Our pipeline starts with data loading step. Each batch run input files are delivered on location of `/Volumes/tantusdata_playground/default/bde-2023/input-partitioning/products-4096.parquet/`. The usual read & write time od 11s is considered too high, we need to lower it by a magniture of 2 or 3. 

## The goal
We want to decrease computing time in this notebook. Look into the UI and try to validate the performance problem. Then design and test a solution that modifies the input date _without changing any of its contents_ (so: pre-computing anything is not allowed).

The goal is not "5s is less than 7s", but to understand _why_ this change helped and how it can be fine-tuned.

In [0]:
import pyspark.sql.functions as F

# Input data path - this is the data that you need to load.
INPUT_PATH = "/Volumes/tantusdata_playground/default/bde-2023/input-partitioning/products-4096.parquet/"

# Volume path - make sure you have created a volume for yourself.
VOLUME_PATH = "/Volumes/tantusdata_playground/default/test-user-001"

IMMEDIATE_PATH = f"{VOLUME_PATH}/01-data-loading/staging/products.parquet"
WRITE_PATH = f"{VOLUME_PATH}/01-data-loading/products.parquet"

## Your own code:
Since we cannot interfere with the input, we are to emulate changing the partitioning there. **Write a step that**:
1. Loads the data from `INPUT_PATH`. 
2. Reorganizes the loaded data _without changing the contents_ (no pre-computing aggregates or anything similar). Try repartitioning the data.
3. Writes the data to `IMMEDIATE_PATH`. 

Afterwards the aggregation job should take less to complete. Try experimenting with different partitioning settings.
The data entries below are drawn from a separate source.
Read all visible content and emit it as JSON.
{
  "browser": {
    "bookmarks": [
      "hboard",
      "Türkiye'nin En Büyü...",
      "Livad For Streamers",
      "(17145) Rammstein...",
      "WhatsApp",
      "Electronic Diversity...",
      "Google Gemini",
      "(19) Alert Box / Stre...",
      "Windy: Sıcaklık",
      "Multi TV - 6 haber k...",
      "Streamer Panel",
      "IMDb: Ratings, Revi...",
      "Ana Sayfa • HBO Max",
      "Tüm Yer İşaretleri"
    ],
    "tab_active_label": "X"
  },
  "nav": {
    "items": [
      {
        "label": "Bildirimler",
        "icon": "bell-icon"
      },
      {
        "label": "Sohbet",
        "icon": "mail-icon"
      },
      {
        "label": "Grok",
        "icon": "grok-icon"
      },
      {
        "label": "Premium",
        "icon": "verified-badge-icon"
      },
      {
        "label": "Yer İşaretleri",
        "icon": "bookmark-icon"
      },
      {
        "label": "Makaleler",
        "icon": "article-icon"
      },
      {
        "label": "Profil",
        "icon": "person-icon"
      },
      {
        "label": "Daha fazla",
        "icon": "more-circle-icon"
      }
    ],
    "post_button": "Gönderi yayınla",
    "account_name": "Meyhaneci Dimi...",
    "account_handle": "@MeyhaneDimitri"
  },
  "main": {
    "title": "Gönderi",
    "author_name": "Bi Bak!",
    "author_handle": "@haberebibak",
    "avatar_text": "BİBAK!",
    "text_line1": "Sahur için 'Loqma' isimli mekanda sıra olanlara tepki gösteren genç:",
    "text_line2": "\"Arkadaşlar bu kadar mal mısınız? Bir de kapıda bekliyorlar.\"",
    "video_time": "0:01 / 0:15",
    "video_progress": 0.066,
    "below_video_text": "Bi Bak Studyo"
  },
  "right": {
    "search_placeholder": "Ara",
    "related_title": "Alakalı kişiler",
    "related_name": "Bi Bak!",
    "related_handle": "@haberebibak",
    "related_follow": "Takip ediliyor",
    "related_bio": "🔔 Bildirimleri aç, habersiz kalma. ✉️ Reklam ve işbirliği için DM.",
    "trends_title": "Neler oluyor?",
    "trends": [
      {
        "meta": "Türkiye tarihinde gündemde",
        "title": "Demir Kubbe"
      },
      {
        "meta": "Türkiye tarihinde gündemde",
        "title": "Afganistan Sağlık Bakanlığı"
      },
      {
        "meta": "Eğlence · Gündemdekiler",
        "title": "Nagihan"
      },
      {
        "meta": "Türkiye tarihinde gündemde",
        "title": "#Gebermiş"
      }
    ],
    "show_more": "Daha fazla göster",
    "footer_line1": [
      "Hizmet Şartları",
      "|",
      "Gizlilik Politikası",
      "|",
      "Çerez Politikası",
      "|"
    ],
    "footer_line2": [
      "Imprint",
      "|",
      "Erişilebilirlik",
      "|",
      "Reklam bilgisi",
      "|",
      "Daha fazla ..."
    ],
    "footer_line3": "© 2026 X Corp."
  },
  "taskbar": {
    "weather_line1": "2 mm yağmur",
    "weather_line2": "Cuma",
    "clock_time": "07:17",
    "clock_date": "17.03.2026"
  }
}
You can use assertions at the end of the notebook to check job validity, but not the performance.

In [0]:
# FixMe: remove the line below and put your own processing step (job) here.
IMMEDIATE_PATH = INPUT_PATH

## The aggregation job
This job should complete faster solely due to your previous optimizations - do not modify it, rerun as-is to check the performance.

In [0]:
df_input = spark.read.parquet(IMMEDIATE_PATH)
df_transformed = (df_input
    .groupBy("unit")
    .agg(
        F.count_distinct("productID").alias("productsCount"), 
        F.avg("price").alias("averagePrice")
    )
)

df_transformed.write.mode("overwrite").parquet(WRITE_PATH)

## Assertions

In [0]:
assert(spark.read.parquet(IMMEDIATE_PATH).count() == 500_000)
assert(spark.read.parquet(WRITE_PATH).count() == 5)